What has been the best investment you’ve ever made?

Probably the ongoing investments you make in your business when you’re self-employed. I sometimes forget that I created this from nothing, that I started off writing for free, and then got so excited when I would earn $20 per article, and now I have a multi-hyphenate career that pays me a wage (just!). It’s so easy to forget how far you’ve come and focus just on the struggles of where you’re at — and trust me, there are many — but when I’m stressing about not making enough to cover my costs one month, I think back to the version of me that worked evenings and weekends to get her work out there and get noticed, and remind myself that I owe it to her to keep going. 

Have you ever experienced financial difficulties?

I have in a way, both growing up and as an adult before I sorted out my finances and I was in a cycle of debt. I’ve also had to provide financial help to my Mum at times because we’d never really had financial security. That said, I’m a white, able-bodied woman and I’ve always had the privilege of a roof over my head and food on the table, even if it meant paying with credit, so I haven’t experienced it to the degree others have. 

What advice would you give someone just starting out with their finances?

Streamline your expenses.

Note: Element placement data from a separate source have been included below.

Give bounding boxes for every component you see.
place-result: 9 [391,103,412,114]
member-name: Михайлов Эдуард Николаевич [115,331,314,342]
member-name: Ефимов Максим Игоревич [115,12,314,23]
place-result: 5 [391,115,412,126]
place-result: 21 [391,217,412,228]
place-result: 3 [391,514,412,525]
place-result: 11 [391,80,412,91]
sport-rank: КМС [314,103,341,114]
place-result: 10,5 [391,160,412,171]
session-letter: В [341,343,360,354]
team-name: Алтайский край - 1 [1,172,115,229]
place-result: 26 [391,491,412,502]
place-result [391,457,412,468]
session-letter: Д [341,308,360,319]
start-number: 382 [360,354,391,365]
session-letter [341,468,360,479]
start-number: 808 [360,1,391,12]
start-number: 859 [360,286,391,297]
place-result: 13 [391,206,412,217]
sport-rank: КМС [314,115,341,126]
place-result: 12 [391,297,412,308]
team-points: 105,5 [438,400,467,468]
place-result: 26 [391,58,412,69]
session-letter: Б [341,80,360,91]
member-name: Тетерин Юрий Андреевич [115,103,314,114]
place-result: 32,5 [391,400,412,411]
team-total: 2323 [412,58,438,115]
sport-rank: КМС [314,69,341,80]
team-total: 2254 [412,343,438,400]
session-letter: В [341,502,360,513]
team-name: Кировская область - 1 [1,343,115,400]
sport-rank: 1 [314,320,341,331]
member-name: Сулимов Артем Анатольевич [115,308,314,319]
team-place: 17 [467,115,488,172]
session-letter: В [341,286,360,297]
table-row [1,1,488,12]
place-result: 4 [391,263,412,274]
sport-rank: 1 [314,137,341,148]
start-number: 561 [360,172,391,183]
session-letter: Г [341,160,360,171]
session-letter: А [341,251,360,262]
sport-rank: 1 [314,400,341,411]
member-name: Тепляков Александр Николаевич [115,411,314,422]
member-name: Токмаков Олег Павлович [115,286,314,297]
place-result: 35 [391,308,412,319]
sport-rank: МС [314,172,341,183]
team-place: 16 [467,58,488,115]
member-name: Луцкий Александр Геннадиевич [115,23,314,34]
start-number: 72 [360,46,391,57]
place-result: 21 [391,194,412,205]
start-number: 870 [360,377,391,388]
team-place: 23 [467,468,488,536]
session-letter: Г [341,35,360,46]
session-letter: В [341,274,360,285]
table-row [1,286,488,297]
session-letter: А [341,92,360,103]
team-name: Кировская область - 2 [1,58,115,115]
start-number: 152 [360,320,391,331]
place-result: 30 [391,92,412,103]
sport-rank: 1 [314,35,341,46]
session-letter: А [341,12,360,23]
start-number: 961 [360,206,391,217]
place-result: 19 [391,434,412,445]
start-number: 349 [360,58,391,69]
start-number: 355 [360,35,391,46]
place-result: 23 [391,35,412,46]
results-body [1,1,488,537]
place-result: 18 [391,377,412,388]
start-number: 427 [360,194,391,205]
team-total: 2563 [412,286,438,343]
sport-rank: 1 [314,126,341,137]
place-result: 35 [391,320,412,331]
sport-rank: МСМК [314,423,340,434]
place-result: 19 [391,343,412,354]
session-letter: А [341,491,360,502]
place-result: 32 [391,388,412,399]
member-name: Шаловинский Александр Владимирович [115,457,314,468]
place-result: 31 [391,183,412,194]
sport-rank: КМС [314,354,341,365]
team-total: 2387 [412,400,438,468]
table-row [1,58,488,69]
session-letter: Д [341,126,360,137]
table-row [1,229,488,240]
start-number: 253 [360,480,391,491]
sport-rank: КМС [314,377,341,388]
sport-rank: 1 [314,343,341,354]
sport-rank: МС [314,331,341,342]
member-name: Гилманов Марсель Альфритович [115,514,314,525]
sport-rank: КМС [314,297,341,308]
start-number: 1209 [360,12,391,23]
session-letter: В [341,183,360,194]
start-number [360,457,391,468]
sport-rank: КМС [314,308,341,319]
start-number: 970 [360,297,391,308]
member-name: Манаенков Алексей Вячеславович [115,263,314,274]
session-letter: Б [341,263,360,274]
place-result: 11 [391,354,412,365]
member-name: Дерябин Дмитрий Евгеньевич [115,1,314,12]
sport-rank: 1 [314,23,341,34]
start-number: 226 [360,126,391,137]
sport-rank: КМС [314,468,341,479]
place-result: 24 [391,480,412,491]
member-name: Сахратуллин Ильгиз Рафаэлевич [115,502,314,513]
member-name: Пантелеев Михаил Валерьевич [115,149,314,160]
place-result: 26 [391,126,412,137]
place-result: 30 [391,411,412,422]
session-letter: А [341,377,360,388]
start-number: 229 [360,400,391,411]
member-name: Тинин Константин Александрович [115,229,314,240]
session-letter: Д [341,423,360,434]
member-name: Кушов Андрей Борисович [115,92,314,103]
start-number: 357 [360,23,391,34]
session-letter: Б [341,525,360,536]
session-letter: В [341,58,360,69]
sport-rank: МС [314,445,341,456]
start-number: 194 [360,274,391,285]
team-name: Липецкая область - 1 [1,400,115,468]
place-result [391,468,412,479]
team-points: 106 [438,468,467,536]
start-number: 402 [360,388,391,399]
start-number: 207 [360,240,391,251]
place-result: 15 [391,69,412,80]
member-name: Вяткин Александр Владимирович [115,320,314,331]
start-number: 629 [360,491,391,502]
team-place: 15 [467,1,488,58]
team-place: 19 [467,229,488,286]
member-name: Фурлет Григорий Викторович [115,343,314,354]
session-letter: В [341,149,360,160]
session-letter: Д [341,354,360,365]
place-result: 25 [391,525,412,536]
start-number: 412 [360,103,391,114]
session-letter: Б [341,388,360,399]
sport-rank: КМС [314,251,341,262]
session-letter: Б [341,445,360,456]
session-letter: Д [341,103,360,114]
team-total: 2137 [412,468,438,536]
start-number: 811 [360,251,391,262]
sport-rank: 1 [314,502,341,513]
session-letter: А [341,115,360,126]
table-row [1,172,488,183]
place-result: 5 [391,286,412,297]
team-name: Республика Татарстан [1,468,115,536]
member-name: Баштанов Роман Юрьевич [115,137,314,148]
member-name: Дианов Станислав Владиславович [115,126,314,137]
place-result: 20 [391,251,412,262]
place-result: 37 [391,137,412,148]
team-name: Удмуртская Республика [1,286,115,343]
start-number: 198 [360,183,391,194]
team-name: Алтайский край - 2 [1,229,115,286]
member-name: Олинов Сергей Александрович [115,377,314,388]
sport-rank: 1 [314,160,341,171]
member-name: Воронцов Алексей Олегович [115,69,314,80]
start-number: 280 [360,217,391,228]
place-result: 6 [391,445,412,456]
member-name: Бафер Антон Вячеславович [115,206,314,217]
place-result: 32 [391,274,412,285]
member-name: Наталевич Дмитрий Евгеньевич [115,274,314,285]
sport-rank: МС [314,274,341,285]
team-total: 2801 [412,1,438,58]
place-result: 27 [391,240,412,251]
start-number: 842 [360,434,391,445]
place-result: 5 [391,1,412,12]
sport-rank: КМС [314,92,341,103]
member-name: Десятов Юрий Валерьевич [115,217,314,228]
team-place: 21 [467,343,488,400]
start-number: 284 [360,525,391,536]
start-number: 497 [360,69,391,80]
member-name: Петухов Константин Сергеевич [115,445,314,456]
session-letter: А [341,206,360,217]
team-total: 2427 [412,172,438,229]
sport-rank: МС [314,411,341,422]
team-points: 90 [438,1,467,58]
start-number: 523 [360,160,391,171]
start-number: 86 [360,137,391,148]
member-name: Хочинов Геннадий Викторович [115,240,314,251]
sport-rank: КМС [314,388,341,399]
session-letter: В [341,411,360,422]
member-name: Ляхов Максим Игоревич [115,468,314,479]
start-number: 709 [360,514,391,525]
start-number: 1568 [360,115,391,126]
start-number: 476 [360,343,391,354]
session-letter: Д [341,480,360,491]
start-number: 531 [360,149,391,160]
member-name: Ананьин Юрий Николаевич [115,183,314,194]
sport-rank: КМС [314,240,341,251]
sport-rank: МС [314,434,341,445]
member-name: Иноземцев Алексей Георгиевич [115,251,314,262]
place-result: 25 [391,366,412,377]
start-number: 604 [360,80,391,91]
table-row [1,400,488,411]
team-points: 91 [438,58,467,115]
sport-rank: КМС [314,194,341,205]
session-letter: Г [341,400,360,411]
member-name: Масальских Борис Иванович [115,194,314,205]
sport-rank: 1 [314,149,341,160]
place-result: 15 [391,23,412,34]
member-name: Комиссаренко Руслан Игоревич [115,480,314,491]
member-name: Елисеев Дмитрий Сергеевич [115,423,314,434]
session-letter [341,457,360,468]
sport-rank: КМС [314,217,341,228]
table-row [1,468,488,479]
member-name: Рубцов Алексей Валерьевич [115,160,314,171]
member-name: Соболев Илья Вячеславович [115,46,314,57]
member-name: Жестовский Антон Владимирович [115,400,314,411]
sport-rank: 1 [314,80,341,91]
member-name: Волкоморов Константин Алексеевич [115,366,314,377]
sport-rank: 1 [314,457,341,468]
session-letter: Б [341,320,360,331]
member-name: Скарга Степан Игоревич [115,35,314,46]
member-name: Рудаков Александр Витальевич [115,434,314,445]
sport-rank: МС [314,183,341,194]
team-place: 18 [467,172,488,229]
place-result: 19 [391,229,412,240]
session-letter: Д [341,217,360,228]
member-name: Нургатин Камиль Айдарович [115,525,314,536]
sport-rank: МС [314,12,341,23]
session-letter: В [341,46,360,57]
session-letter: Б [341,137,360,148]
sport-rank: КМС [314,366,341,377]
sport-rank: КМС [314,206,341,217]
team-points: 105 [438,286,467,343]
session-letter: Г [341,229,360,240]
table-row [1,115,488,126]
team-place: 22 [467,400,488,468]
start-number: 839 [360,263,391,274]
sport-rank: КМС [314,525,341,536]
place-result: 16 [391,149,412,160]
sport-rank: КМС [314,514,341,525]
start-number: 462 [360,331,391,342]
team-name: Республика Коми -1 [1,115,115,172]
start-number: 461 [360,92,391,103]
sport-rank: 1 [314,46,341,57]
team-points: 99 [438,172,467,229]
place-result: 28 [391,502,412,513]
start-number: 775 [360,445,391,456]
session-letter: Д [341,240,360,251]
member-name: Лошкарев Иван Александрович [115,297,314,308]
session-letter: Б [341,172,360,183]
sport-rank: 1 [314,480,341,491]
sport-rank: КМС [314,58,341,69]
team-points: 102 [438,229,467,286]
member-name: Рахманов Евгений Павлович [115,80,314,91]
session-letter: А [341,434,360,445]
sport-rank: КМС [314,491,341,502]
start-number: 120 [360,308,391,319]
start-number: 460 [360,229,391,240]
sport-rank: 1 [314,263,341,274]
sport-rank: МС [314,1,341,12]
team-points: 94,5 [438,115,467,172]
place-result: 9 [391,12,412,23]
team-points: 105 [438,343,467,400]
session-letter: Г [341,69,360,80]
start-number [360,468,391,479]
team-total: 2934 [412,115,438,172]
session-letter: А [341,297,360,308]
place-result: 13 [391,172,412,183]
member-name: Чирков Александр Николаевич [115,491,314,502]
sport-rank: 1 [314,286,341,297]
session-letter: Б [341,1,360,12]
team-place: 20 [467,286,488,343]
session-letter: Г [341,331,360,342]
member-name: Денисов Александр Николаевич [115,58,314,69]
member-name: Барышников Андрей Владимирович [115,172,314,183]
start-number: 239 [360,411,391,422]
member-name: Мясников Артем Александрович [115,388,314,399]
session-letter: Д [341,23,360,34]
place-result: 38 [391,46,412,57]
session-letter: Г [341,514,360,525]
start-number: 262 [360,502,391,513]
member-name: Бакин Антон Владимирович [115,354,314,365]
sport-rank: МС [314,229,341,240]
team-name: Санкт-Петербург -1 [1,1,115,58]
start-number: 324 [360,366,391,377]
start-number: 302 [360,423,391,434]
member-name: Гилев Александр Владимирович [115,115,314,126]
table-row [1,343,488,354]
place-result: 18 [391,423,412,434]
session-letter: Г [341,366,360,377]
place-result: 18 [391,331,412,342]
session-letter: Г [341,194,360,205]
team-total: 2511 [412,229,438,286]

Total up all your bills (rent/mortgage, utilities, subscriptions, memberships, car payment, etc) for the full year — it takes a bit of number crunching, but it’s worth it. Then divide it by the number of times you get paid, and add a 10% buffer. Then, every time you get paid, you set aside that set amount towards your expenses. 

The mental space you gain from knowing you’ve paid your bills first and you’re not going to realize rent is due in three days and you’ve only got $200 left is so powerful. It can give you the clarity you need to start budgeting the rest of your money without running into a speed bump every time. 

What’s the silliest thing you would put on a new design for the $100 note?

A cat wearing a velvet cloak. You’re welcome.

This interview is part of New Zealand Money Month 2023. NZMM is coordinated by trusted personal finance resource Sorted, in partnership with the financial capability community, and it involves events all around the country to encourage New Zealanders to talk about money and develop greater financial capability. To further the conversation about money we got in touch with some of our pals in the personal finance space to get their perspectives on their own finances.